Until we address this problem as part of the medical education process, our efforts at health data interoperability will have mediocre outcomes at best.  So I’m proposing a new course to be fitted into our medical education syllabus – “The architecture of healthcare”…

Now, who wants to engage me to come and teach this new course?

 

4 Responses to“FHIR and the Real Challenge of Health Data Interoperability”

  1. Rebecca
    November 4, 2016 at 10:02 am #

    You’ve nailed it here. I am a physician learning about health informatics. I’ve thought about the problem you’ve described here a lot. I mean A LOT. Keep up the great work

  2. Peggy Schwartz, MSHI, PMP
    November 22, 2016 at 1:58 am #

    I agree 100℅
    This was discussed as a common concern in many of our informatica grad classes.

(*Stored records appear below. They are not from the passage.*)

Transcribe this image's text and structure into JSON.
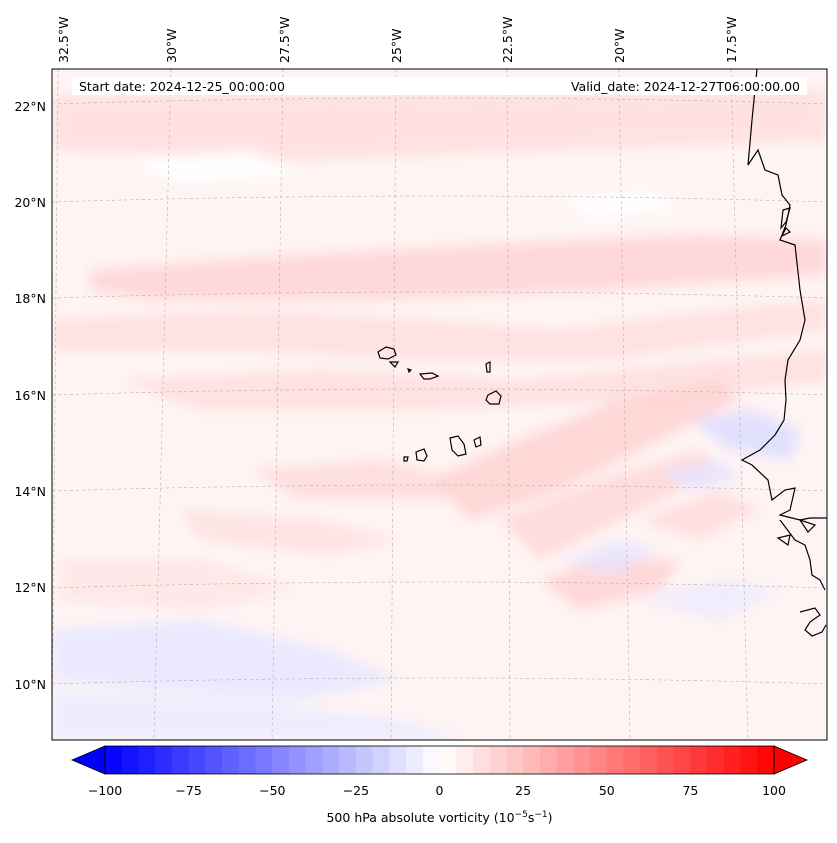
{
  "header": {
    "start_date": "Start date: 2024-12-25_00:00:00",
    "valid_date": "Valid_date: 2024-12-27T06:00:00.00"
  },
  "lon_labels": [
    "32.5°W",
    "30°W",
    "27.5°W",
    "25°W",
    "22.5°W",
    "20°W",
    "17.5°W"
  ],
  "lat_labels": [
    "22°N",
    "20°N",
    "18°N",
    "16°N",
    "14°N",
    "12°N",
    "10°N"
  ],
  "colorbar": {
    "label_main": "500 hPa absolute vorticity (10",
    "label_exp1": "−5",
    "label_mid": "s",
    "label_exp2": "−1",
    "label_end": ")",
    "ticks": [
      "−100",
      "−75",
      "−50",
      "−25",
      "0",
      "25",
      "50",
      "75",
      "100"
    ],
    "min": -100,
    "max": 100,
    "n_levels": 40,
    "min_color": "#0000ff",
    "mid_color": "#ffffff",
    "max_color": "#ff0000"
  },
  "colors": {
    "background_tint": "#fff4f4",
    "positive_tint": "#ffd8d8",
    "negative_tint": "#e6e6ff",
    "coastline": "#000000",
    "gridline": "#b0b0b0"
  }
}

Good read. Thanks!

  3. December 7, 2016 at 1:20 pm #

    2 more cents: we (patients and providers) go along our life paths together in a relationship that helps peple exert their human right to health and healthcare. While some people see Healthcare as an industry, I seriously doubt it as one that “produces” healthy people. What I’ve seen over the years is that Healthcare industry only produces “less-ill” people. In turning to patients, IT has the big opportunity to EDUCATE users while going along with them, fostering better lifestyle choices; on the other hand, IT also has the opportunity to streamline all the (very complex and diverse) resources dealing with all the (even more rich and complex) factors influencing health and well-being.

  4. April 6, 2017 at 11:33 am #

    I think the challenge in any interoperability effort is to go for purity, pragmatism and clarity are the key priority items to deal with this very “difficult” problem.

    Standards are there to ease the pain, not completly remove it.